Мария уже собиралась разносить мясо под маринадом, когда в комнату впорхнула Бьянка, возвестив о своем прибытии громким цоканьем каблучков.
Все обратили на нее свои взгляды: Фелипе – сдержанный, Агустин – гневный, Джемма – выжидательный.
Бьянка была так же красива, как и запомнилась Джемме после их первой встречи. Прелестное лицо, обрамленное черной копной кудрявых волос. Безупречно сшитое белое платье из тонкого хлопка с низким вырезом выглядело откровенно сексуальным.
Со смешком на ярко накрашенных губах и без единого слова извинения она обхватила Агустина за шею и крепко обняла.
Агустин, не проявив ни капли удовольствия, избавился от ее рук, как избавляются от слишком тугого галстука.
– Когда ты научишься хорошим манерам, Бьянка?..

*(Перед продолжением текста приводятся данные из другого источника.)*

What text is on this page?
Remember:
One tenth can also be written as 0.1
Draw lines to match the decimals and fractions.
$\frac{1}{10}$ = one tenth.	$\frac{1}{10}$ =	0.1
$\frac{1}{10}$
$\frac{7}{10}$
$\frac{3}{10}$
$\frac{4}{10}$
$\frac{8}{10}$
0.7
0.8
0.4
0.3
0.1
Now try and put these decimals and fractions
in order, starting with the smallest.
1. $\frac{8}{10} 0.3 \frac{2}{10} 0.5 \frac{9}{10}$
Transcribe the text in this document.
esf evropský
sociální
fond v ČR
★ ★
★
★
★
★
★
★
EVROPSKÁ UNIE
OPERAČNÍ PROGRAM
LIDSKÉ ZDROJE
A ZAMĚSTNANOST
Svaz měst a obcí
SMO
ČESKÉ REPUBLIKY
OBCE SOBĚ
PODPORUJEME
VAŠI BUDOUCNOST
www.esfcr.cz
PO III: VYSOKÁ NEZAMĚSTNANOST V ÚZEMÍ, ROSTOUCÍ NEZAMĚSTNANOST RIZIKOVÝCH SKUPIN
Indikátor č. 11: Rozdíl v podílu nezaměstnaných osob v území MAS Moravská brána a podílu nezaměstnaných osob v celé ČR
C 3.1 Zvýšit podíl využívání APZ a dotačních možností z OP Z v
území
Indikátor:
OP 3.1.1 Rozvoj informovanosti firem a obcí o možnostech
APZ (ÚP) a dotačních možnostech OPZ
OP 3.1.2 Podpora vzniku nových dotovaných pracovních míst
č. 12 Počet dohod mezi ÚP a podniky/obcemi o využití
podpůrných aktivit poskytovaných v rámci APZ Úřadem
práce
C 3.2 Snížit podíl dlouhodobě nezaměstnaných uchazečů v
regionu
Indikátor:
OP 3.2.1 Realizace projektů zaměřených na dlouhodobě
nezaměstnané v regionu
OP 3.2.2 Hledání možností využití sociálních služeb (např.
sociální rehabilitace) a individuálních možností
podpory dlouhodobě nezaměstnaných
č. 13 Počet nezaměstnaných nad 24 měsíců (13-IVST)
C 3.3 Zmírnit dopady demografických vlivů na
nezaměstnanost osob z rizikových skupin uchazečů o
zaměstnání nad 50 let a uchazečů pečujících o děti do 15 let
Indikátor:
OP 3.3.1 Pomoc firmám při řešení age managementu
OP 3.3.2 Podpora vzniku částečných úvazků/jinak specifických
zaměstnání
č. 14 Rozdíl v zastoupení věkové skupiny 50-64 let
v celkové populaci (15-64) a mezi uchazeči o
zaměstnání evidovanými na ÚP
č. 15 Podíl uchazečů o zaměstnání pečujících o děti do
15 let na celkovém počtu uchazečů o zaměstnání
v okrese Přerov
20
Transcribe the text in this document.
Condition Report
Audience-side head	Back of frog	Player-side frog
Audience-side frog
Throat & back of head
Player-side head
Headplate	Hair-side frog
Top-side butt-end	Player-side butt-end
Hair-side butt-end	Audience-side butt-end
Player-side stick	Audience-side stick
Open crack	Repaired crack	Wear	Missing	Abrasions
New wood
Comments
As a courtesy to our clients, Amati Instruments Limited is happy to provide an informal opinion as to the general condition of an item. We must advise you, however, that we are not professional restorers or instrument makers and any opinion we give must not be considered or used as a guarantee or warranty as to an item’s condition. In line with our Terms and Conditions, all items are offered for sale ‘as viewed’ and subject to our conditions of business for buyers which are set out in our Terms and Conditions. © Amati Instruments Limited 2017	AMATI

Она даже и бровью не повела в ответ на замечание Агустина и, подлетев к Фелипе, прижалась к его губам поцелуем.
– Бьянка! – взревел Агустин. На сей раз она отреагировала, сердито надув губки.
Оторвавшись от Фелипе, она опустилась на стул рядом с Агустином и взглянула через стол на Джемму. Глаза их встретились – и узнавание отразилось на лице. Бьянки так медленно, так нехотя, как будто она выплывала из сна. Или ночного кошмара!
У Джеммы глухо заколотилось сердце от неприятной мысли, что Бьянка не знала о ее присутствии здесь. Самые противоречивые чувства вихрем закружились в ее душе.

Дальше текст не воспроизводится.